Days of Rage
On November 4, 1979, a few months after the collapse of the Iranian monarchy and the inauguration of Iran's Islamic Republic, a group of college students calling themselves the Muslim Students Following the Line of the Imam rushed the gates of the US Embassy in Tehran, scaled its walls and promptly took control of the compound and its diplomatic staff. The students' objective was simple. They would peacefully occupy the embassy's courtyard for forty-eight to seventy-two hours and use the ensuing spotlight both to present their objections to American meddling in Iranian affairs and to publicly discourage Iran's shaky provisional government from aligning itself with the Carter Administration. The students were unarmed--this was a peaceful act of civil disobedience, not a violent takeover. Once their grievances had been properly aired, they would release their captives and hand the embassy back over to the Americans.
This was not the first time the embassy had been attacked during that tumultuous year. Nine months earlier, on Valentine's Day, a smaller group had briefly captured the compound before being immediately dispatched by an irritated Ayatollah Khomeini, who personally apologized to William Sullivan, the American ambassador, for the incident. So when the embassy staff saw the Muslim Students running around the courtyard "like little kids in an amusement park," in the words of one Marine, they assumed this would be a repeat of the Valentine's Day seizure. Surely rescue would soon be on its way, especially once the Ayatollah, who had pledged to protect the embassy, received word of what had happened. No one--not the embassy staff nor their student captors--could have predicted that this would be the beginning of a hostage crisis that would seize the imaginations of both countries for 444 fretful, grueling days.

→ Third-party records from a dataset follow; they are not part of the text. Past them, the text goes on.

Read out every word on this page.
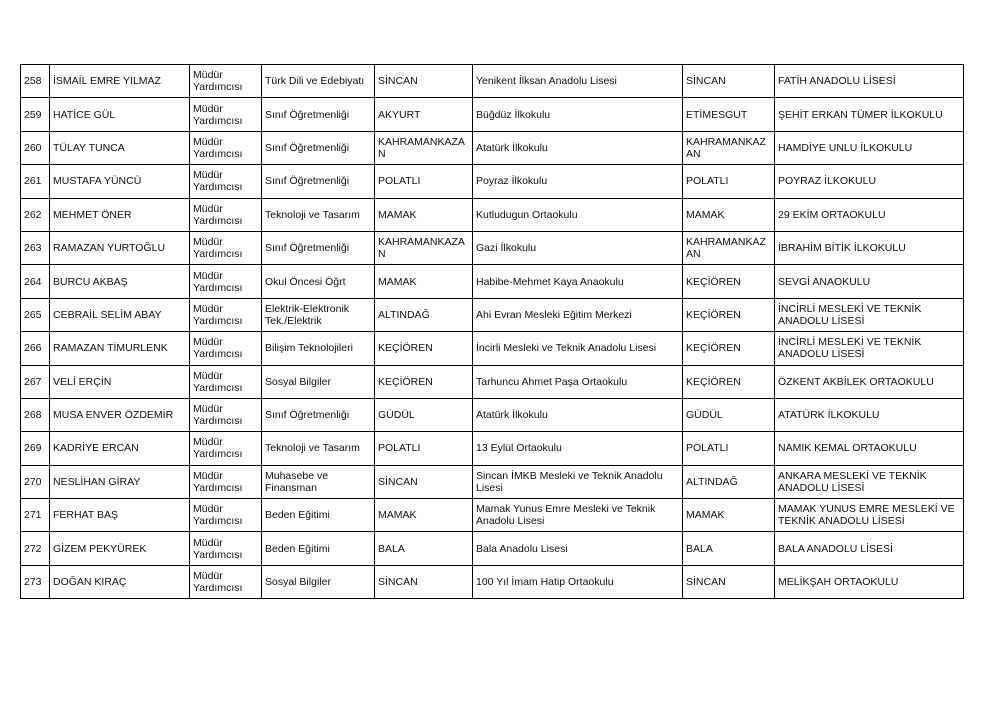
258	İSMAİL EMRE YILMAZ	Müdür Yardımcısı	Türk Dili ve Edebiyatı	SİNCAN	Yenikent İlksan Anadolu Lisesi	SİNCAN	FATİH ANADOLU LİSESİ
259	HATİCE GÜL	Müdür Yardımcısı	Sınıf Öğretmenliği	AKYURT	Büğdüz İlkokulu	ETİMESGUT	ŞEHİT ERKAN TÜMER İLKOKULU
260	TÜLAY TUNCA	Müdür Yardımcısı	Sınıf Öğretmenliği	KAHRAMANKAZAN	Atatürk İlkokulu	KAHRAMANKAZAN	HAMDİYE UNLU İLKOKULU
261	MUSTAFA YÜNCÜ	Müdür Yardımcısı	Sınıf Öğretmenliği	POLATLI	Poyraz İlkokulu	POLATLI	POYRAZ İLKOKULU
262	MEHMET ÖNER	Müdür Yardımcısı	Teknoloji ve Tasarım	MAMAK	Kutludugun Ortaokulu	MAMAK	29 EKİM ORTAOKULU
263	RAMAZAN YURTOĞLU	Müdür Yardımcısı	Sınıf Öğretmenliği	KAHRAMANKAZAN	Gazi İlkokulu	KAHRAMANKAZAN	İBRAHİM BİTİK İLKOKULU
264	BURCU AKBAŞ	Müdür Yardımcısı	Okul Öncesi Öğrt	MAMAK	Habibe-Mehmet Kaya Anaokulu	KEÇİÖREN	SEVGİ ANAOKULU
265	CEBRAİL SELİM ABAY	Müdür Yardımcısı	Elektrik-Elektronik Tek./Elektrik	ALTINDAĞ	Ahi Evran Mesleki Eğitim Merkezi	KEÇİÖREN	İNCİRLİ MESLEKİ VE TEKNİK ANADOLU LİSESİ
266	RAMAZAN TİMURLENK	Müdür Yardımcısı	Bilişim Teknolojileri	KEÇİÖREN	İncirli Mesleki ve Teknik Anadolu Lisesi	KEÇİÖREN	İNCİRLİ MESLEKİ VE TEKNİK ANADOLU LİSESİ
267	VELİ ERÇİN	Müdür Yardımcısı	Sosyal Bilgiler	KEÇİÖREN	Tarhuncu Ahmet Paşa Ortaokulu	KEÇİÖREN	ÖZKENT AKBİLEK ORTAOKULU
268	MUSA ENVER ÖZDEMİR	Müdür Yardımcısı	Sınıf Öğretmenliği	GÜDÜL	Atatürk İlkokulu	GÜDÜL	ATATÜRK İLKOKULU
269	KADRİYE ERCAN	Müdür Yardımcısı	Teknoloji ve Tasarım	POLATLI	13 Eylül Ortaokulu	POLATLI	NAMIK KEMAL ORTAOKULU
270	NESLİHAN GİRAY	Müdür Yardımcısı	Muhasebe ve Finansman	SİNCAN	Sincan İMKB Mesleki ve Teknik Anadolu Lisesi	ALTINDAĞ	ANKARA MESLEKİ VE TEKNİK ANADOLU LİSESİ
271	FERHAT BAŞ	Müdür Yardımcısı	Beden Eğitimi	MAMAK	Mamak Yunus Emre Mesleki ve Teknik Anadolu Lisesi	MAMAK	MAMAK YUNUS EMRE MESLEKİ VE TEKNİK ANADOLU LİSESİ
272	GİZEM PEKYÜREK	Müdür Yardımcısı	Beden Eğitimi	BALA	Bala Anadolu Lisesi	BALA	BALA ANADOLU LİSESİ
273	DOĞAN KIRAÇ	Müdür Yardımcısı	Sosyal Bilgiler	SİNCAN	100 Yıl İmam Hatip Ortaokulu	SİNCAN	MELİKŞAH ORTAOKULU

It has been more than two decades since the Iran hostage crisis drove a permanent wedge between the United States and its former ally, Iran. With the arrival of the twenty-fifth anniversary, two books--David Harris's The Crisis and David Farber's Taken Hostage--revisit the event now widely recognized as America's first encounter with militant Islam.
Harris, a former staff writer at The New York Times Magazine and Rolling Stone, has crafted a beautifully written, impeccably researched and remarkably astute account that draws on candid interviews with key American and Iranian figures to examine events from both sides of the conflict. The result is one of the most comprehensive, most compelling narratives of the hostage crisis ever written.

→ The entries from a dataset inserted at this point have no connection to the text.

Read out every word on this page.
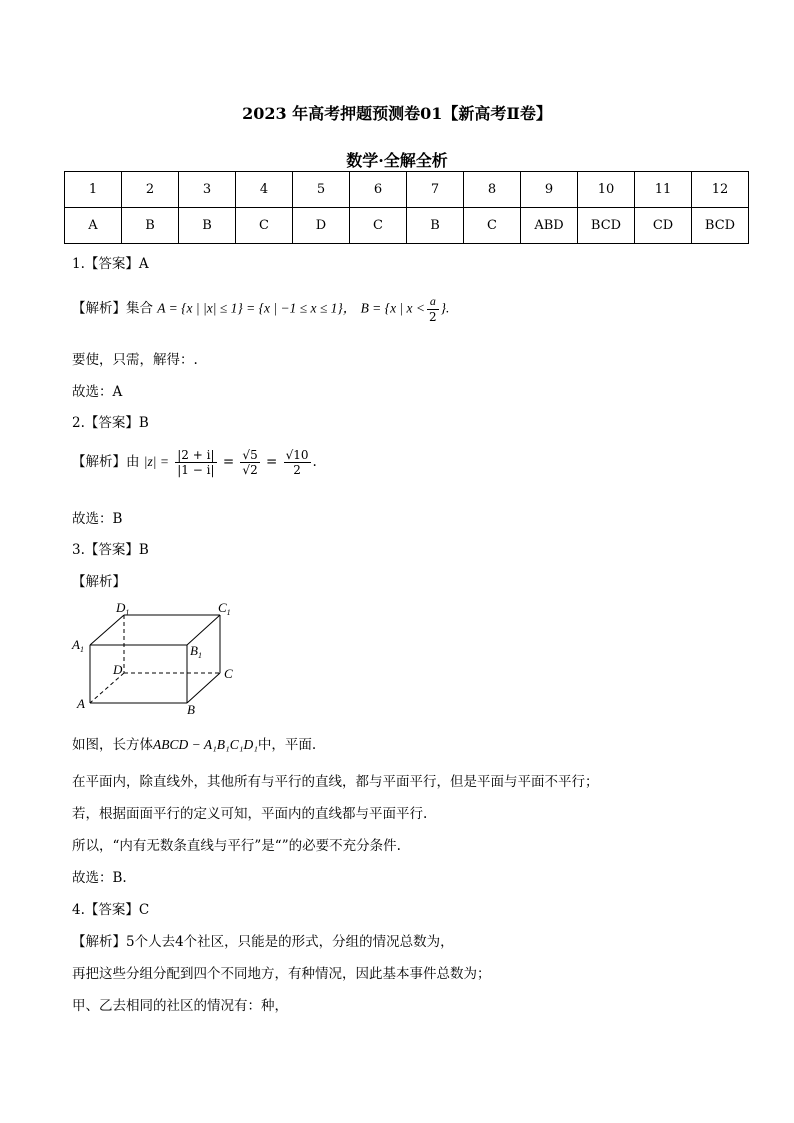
2023 年高考押题预测卷01【新高考Ⅱ卷】
数学·全解全析
1	2	3	4	5	6	7	8	9	10	11	12
A	B	B	C	D	C	B	C	ABD	BCD	CD	BCD
1.【答案】A
【解析】集合 A = {x | |x| ≤ 1} = {x | −1 ≤ x ≤ 1}， B = {x | $x < \frac{a}{2}$ }.
要使，只需，解得：.
故选：A
2.【答案】B
【解析】由 $|z| = \frac{|2 + i|}{|1 - i|} = \frac{√5}{√2} = \frac{√10}{2}$ .
故选：B
3.【答案】B
【解析】
$D_1$	$C_1$
$A_1$	$B_1$
D	C
A	B
如图，长方体ABCD − A₁B₁C₁D₁中，平面.
在平面内，除直线外，其他所有与平行的直线，都与平面平行，但是平面与平面不平行；
若，根据面面平行的定义可知，平面内的直线都与平面平行.
所以，“内有无数条直线与平行”是“”的必要不充分条件.
故选：B.
4.【答案】C
【解析】5个人去4个社区，只能是的形式，分组的情况总数为，
再把这些分组分配到四个不同地方，有种情况，因此基本事件总数为；
甲、乙去相同的社区的情况有：种，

David Farber's Taken Hostage is narrower in scope, focusing almost exclusively on America's response to the crisis. Farber, a professor of twentieth-century American history at Temple University, provides a fascinating glimpse into how events in Iran capped for Americans a decade of unfulfilled expectations and widespread disillusionment in the wake of the Watergate scandal, the fall of Saigon and a spiraling energy crisis. Perhaps at no other time in US history could a man like Jimmy Carter have become President. Carter brought to the White House a sense of integrity and intelligence that had been sorely missing in the Nixon and Ford administrations. His emphasis on human rights and his public commitment to curb US involvement in the affairs of foreign countries were a means of injecting what he considered to be American moral principles into the country's foreign policy.
Yet in the eyes of his political enemies, it was precisely this "moral approach" to foreign policy that crippled the CIA, rendering it incapable of either predicting the Iranian revolution or coping with the hostage crisis that followed. Henry Kissinger in particular felt that Carter's foreign policy was "weak-kneed" and that Carter himself was "ill prepared and poorly suited" for the presidency.
Farber doesn't necessarily disagree with Kissinger's assessment. He portrays Carter as catastrophically unaware of the escalating situation in Iran until events had spun completely out of control. Reading Farber's account of Carter's earnest yet clumsy handling of the hostage crisis, one can't help but share Gary Sick's assessment that the White House seemed to be approaching Iran from a position of "unrelieved ignorance." Certainly Carter's unconsidered praise of the deeply unpopular Shah and his appraisal of Iran as "an island of stability in one of the more troubled areas in the world," indicates a shocking lack of insight into a country that almost everyone, including the President's own ambassador to Iran, recognized was on the verge of chaos and revolution.